763P - Treatment response to non-platinum therapies in ovarian cancer patients according to BRCA status: A retrospective analysis of a large multicentric cohort

Background

Ovarian Cancer (OC) patients (pts) who are not eligible for platinum rechallenge, are candidates for single-agent non-platinum treatments though chances of response are low. The predictive role of BRCA mutations (mut), which has been studied thoroughly for platinum compounds, is not well defined in this setting. We aimed to describe the single-agent activity of non-platinum compounds in a large multicentric cohort of OC pts with a known BRCA status.

Methods

We retrospectively recorded and analyzed overall response rate (ORR) and median progression free survival (mPFS) in OC pts with known BRCA status treated with pegylated liposomal doxorubicin (PLD), paclitaxel (ptx), gemcitabine (gem), topotecan, oral cyclophosphamide and etoposide as single agents in any line of therapy.

Results

432 OC pts were recorded, among them 98 (23%) were BRCAmut and 334 (77%) were BRCAwt.

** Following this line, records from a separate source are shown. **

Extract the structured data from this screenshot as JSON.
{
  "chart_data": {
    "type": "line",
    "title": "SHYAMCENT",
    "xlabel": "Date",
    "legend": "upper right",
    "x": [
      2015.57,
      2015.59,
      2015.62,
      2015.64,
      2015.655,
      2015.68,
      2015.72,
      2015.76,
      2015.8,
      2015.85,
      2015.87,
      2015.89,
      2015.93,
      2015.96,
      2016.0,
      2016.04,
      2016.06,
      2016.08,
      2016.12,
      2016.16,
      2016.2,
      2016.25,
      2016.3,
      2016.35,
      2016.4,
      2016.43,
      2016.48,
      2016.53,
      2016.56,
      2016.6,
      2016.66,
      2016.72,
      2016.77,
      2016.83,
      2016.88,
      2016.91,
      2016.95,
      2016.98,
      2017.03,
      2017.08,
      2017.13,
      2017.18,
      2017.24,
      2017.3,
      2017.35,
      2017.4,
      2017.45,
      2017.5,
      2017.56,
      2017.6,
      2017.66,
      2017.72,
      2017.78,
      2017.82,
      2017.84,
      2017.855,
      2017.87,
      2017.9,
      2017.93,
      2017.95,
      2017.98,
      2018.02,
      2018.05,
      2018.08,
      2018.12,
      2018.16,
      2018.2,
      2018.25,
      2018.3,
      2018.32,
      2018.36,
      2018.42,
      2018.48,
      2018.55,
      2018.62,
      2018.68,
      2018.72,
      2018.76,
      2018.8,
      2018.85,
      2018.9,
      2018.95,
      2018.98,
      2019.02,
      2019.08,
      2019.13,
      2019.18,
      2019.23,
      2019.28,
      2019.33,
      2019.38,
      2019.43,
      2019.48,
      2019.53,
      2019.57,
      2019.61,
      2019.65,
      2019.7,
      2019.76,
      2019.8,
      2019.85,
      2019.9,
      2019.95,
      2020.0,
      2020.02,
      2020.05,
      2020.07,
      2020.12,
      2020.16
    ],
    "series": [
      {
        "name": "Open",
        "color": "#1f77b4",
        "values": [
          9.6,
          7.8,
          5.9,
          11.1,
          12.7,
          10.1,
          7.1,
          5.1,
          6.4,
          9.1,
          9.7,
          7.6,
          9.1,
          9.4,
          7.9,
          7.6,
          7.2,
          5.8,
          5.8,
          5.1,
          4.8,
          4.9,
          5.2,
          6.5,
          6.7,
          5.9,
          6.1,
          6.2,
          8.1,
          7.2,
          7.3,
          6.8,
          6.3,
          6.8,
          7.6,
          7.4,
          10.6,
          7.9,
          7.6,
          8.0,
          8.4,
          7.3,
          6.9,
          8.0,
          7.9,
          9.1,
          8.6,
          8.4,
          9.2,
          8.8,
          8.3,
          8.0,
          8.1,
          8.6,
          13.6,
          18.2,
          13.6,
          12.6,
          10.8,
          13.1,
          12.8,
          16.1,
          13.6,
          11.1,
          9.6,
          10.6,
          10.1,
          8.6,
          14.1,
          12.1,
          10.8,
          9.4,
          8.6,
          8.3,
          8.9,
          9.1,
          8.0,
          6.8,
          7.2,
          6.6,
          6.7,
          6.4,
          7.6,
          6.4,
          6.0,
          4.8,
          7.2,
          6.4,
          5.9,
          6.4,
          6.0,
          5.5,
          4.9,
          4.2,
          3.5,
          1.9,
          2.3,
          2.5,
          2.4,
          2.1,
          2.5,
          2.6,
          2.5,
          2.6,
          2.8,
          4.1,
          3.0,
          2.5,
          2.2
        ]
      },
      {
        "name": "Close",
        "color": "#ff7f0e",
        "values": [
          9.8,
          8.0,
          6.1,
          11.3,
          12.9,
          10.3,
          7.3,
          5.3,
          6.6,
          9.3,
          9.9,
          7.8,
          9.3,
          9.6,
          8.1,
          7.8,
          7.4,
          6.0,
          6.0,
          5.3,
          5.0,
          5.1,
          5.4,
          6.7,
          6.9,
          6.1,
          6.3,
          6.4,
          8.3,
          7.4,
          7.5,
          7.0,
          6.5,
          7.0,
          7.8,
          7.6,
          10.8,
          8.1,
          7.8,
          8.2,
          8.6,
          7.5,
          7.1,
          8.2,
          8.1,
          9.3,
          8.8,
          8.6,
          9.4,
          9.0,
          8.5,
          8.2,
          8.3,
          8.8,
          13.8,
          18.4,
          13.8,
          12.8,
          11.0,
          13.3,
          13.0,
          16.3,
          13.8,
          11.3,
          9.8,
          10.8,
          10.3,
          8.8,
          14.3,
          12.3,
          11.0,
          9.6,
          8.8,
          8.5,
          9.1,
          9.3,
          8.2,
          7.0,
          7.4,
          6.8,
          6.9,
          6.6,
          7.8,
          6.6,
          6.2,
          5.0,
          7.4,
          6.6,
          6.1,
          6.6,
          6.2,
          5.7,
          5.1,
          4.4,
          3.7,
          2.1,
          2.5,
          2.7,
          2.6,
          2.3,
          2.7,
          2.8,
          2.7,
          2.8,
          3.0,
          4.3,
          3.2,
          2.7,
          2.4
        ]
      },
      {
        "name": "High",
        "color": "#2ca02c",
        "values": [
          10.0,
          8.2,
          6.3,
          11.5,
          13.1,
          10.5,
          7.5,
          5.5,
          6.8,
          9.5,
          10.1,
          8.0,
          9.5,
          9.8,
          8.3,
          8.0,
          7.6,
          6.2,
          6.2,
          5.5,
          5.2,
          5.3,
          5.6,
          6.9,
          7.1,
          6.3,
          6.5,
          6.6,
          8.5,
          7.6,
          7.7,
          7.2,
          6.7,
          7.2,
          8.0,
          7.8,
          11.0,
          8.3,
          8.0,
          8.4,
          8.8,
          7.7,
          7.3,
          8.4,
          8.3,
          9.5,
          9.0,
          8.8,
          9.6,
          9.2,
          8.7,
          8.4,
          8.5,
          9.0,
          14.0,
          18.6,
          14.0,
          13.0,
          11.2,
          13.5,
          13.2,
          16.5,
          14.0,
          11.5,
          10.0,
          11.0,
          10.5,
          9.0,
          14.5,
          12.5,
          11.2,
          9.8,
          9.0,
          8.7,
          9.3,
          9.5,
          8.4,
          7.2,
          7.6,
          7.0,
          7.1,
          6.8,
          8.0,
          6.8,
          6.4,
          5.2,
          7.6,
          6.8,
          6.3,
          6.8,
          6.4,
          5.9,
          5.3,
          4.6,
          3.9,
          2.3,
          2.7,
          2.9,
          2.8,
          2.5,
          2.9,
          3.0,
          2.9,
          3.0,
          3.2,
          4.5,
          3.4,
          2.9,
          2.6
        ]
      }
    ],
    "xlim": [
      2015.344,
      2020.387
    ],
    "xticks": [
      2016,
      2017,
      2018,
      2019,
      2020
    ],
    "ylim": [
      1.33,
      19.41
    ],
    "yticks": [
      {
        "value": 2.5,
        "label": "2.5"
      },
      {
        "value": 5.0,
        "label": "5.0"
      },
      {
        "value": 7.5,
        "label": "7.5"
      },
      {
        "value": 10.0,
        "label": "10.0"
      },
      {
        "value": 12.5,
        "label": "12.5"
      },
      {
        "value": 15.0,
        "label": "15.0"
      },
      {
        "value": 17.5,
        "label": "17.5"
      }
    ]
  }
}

Median overall survival (mOS) was 102.5 months (mo) for BRCAwt and 141 mo for BRCAmut pts (p <0.005). 53 pts received PLD (48 BRCAwt and 5 BRCAmut), ORR in the whole population was 5.7% (3/53), with 1/48 responding pt (2.1%) in the BRCAwt group versus (vs) 2/5 (40.0%) in the BRCAmut group (p=0.021) and a mPFS of 16.1 weeks(w) vs 23.9w for BRCAwt and BRCAmut pts, respectively (p>0.05). 36 patients received ptx; ORR was 27.8%, 24.0% and 36.4% in the overall population, BRCAwt and BRCAmut subgroup respectively (p>0.05). Gem was administered to 38 pts with an ORR of 18.9%, 13.3% and 42.9% in the overall population, BRCAwt and BRCAmut pts, respectively (p>0.05). mPFS in BRCAmut pts treated with gem or ptx was numerically higher than BRCAwt ones. Results from the remaining agents do not suggest a higher activity in the BRCAmut population (Table). Table: 763P

ORR and mPFS according to treatment regimen

Conclusions

Our real-life data confirm a longer survival for BRCAmut pts and a low activity of single-agents in this setting. Nevertheless, considering ORR and PFS, none of these drugs showed a clear lack of activity in BRCAmut or BRCAwt cohorts.

Clinical trial identification

Editorial acknowledgement

Legal entity responsible for the study

The authors.

Funding

Has not received any funding.

Disclosure

U. De Giorgi: Financial Interests, Personal, Advisory Board: Janssen-Cilag; Non-Financial Interests, Other, travel support: Janssen-Cilag; Financial Interests, Personal, Other, Lectures and advisory board: Astellas; Financial Interests, Research Grant: Sanofi; Financial Interests, Personal, Advisory Board: Sanofi; Financial Interests, Personal, Advisory Board: Bayer; Financial Interests, Personal, Other, Lectures: Pfizer; Non-Financial Interests, Other, travel support: Pfizer; Financial Interests, Personal, Other, Lectures and advisory board: BMS; Non-Financial Interests, Other, travel support: BMS; Financial Interests, Personal, Advisory Board: Novartis; Financial Interests, Personal, Other, Lectures and advisory board: Ipsen; Non-Financial Interests, Other, travel support: Ipsen; Financial Interests, Personal, Advisory Board: MSD; Non-Financial Interests, Other, travel support: Roche; Financial Interests, Research Grant: Roche; Financial Interests, Research Grant: AstraZeneca; Financial Interests, Personal, Advisory Board: Pharmamar. M. Di Maio: Financial Interests, Personal, Advisory Role: Novartis; Financial Interests, Personal, Advisory Role: Roche; Financial Interests, Personal, Advisory Board: Eisai; Financial Interests, Personal, Advisory Role: Pfizer; Financial Interests, Personal, Advisory Role: Takeda; Financial Interests, Personal, Advisory Role: Merck Sharp & Dohme; Financial Interests, Personal, Advisory Board: AstraZeneca; Financial Interests, Personal, Advisory Board: Janssen; Financial Interests, Personal, Advisory Board: Astellas; Financial Interests, Research Grant: Tesaro - GlaxoSmithKline. All other authors have declared no conflicts of interest.